Start with two wires, a top and bottom pad (they fit snugly together with a 1mm space in between the two pads).
Step 17: Pad Detail...
We designed a groove into the pads (if you're wonder how... we used a 3d printer to make them, just because it was easy and we had access to one!) where the wire fits... The wire is 22 guage solid hookup wire, so the grooves are .7mm wide / deep.
Step 18: Aluminum Tape
Cover the rest of the pad with more conductive tape... Aluminum tape is great because the glue doesn't interrupt the electrical connection, and it's very thin (you can get it from the plumbing department at most hardware stores).
Step 19: Preparing the Top and Bottom Pads...
Add a strip of tape to the pad, securing the wire a bit better, on both sides of the pad and at the top / bottom as well... This makes sure that the edges don't squish together and connect when they shouldn't. wash, rinse, repeat for the second pad.
Step 20: NINEx
Fit the two pads together and tape them into one unit, you need to do this 9 more times (total 10 pads for 2xUP, DOWN, LEFT, RIGHT, 2xB, 2xA, START)

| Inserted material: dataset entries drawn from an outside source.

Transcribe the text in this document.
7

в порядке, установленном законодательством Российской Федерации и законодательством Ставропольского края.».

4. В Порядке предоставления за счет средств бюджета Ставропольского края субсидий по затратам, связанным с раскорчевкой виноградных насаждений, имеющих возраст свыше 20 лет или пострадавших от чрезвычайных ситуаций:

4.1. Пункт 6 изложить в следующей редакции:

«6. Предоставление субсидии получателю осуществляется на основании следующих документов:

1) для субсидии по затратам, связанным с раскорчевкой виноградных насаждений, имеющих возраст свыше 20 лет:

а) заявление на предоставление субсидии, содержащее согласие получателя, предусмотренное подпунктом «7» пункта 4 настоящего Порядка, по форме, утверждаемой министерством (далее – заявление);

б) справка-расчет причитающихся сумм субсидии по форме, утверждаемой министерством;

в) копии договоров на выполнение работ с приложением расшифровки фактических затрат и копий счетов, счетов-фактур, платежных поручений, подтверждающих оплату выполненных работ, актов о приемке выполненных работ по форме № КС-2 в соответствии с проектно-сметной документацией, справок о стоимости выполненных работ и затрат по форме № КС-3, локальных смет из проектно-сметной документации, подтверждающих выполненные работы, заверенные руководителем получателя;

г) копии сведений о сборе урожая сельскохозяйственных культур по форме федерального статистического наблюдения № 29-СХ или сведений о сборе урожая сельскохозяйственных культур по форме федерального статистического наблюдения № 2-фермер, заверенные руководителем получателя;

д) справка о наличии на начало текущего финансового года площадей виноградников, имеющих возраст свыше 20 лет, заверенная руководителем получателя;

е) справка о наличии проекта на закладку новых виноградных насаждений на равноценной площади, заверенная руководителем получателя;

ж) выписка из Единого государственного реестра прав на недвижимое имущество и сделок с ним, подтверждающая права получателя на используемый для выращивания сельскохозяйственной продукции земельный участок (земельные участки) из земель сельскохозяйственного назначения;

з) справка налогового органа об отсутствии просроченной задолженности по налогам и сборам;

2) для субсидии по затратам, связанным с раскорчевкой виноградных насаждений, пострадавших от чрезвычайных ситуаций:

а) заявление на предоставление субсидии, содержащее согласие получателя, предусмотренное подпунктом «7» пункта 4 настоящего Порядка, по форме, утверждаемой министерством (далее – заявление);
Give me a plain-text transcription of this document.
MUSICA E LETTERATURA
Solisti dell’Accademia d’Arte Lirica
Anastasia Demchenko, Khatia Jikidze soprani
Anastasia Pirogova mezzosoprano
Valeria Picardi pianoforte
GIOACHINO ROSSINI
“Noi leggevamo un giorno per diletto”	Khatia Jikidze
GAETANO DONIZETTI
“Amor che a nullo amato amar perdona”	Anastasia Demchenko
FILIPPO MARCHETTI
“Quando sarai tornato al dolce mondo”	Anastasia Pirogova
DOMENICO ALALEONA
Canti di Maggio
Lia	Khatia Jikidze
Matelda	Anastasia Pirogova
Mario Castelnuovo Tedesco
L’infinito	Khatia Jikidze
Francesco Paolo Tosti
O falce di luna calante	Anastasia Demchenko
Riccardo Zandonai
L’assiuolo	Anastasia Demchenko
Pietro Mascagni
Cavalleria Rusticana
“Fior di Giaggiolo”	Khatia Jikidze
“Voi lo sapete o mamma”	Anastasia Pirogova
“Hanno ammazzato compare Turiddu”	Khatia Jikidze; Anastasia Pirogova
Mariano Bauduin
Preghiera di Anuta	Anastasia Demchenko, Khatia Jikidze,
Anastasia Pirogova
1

Step 21: Shopping While You Wait
While some of the tech boys are mounting the projector for your installation, go to the electronics store once again and pick up the last couple of things you need (or, just buy way more wire than you think you need before starting)... (yeah, poor planning...)
Step 22: Time to Relay...
Take the relay circuit you've built to connect an arduino to the flash. Check out the link: here.
Step 23: Get Floored
Now, start building the floor pads... They have the same basic construction as the hand pads... Wood (instead of plastic), aluminum tape with wires connected to them, and a bit of foam to keep the pads separated make sure they're strong enough for people to jump on them... Make them pretty with nice woven gaffer tape (i.e. NOT the plastic kind of tape)
Step 24: Start Boxing Things Up...
Meanwhile, start assembling the installation by placing the pads into the box. add the bottom layer of the pillow (for our pillow we're using 1x 8cm thick hard foam + 1x 2cm thick soft foam) and place the touch pads in the right positions that correspond with the diagrams on the pillowcase.

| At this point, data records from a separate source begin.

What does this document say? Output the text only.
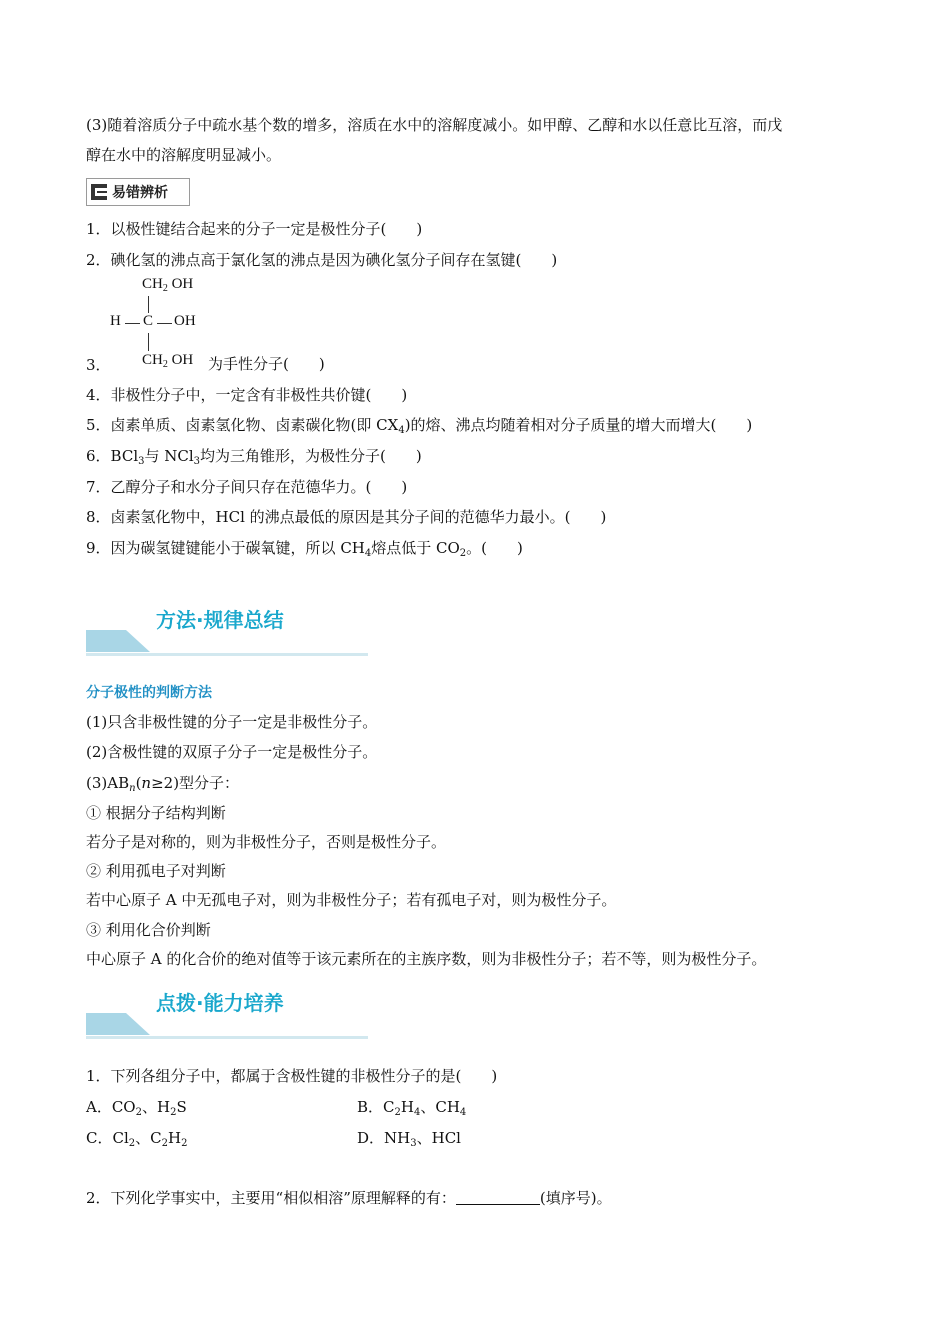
(3)随着溶质分子中疏水基个数的增多，溶质在水中的溶解度减小。如甲醇、乙醇和水以任意比互溶，而戊
醇在水中的溶解度明显减小。
易错辨析
1．以极性键结合起来的分子一定是极性分子(　　)
2．碘化氢的沸点高于氯化氢的沸点是因为碘化氢分子间存在氢键(　　)
$CH_2$ OH
H C OH
$CH_2$ OH
3．	为手性分子(　　)
4．非极性分子中，一定含有非极性共价键(　　)
5．卤素单质、卤素氢化物、卤素碳化物(即 $CX_4$)的熔、沸点均随着相对分子质量的增大而增大(　　)
6．BCl$_3$与 NCl$_3$均为三角锥形，为极性分子(　　)
7．乙醇分子和水分子间只存在范德华力。(　　)
8．卤素氢化物中，HCl 的沸点最低的原因是其分子间的范德华力最小。(　　)
9．因为碳氢键键能小于碳氧键，所以 $CH_4$熔点低于 $CO_2$。(　　)
方法·规律总结
分子极性的判断方法
(1)只含非极性键的分子一定是非极性分子。
(2)含极性键的双原子分子一定是极性分子。
$(3)AB_n(n\ge 2)$型分子：
① 根据分子结构判断
若分子是对称的，则为非极性分子，否则是极性分子。
② 利用孤电子对判断
若中心原子 A 中无孤电子对，则为非极性分子；若有孤电子对，则为极性分子。
③ 利用化合价判断
中心原子 A 的化合价的绝对值等于该元素所在的主族序数，则为非极性分子；若不等，则为极性分子。
点拨·能力培养
1．下列各组分子中，都属于含极性键的非极性分子的是(　　)
A．$CO_2$、$H_2S$	B．$C_2H_4$、$CH_4$
C．$Cl_2$、$C_2H_2$	D．$NH_3$、HCl
2．下列化学事实中，主要用“相似相溶”原理解释的有：	(填序号)。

P.S. Benito, the lead tech for the exhibition, knew a friend who took our pillow case and added decals we designed to the top, it was great looking!
Step 25: Connecting to the Controller
Connect the pads to the controller using the gator clips... (have a look at the controller/pad assembly document).
Step 26: Start'er Up
Start the game up, and set the pads using the emulator's input calibration preferences.
As per the hookup instructions, it's not important how the pads are connected directly to the controller, because you remap the controls at this stage anyways.
Step 27: PUNCH OUT!!!
Turn off the lights, turn on the projector, and hook up some speakers.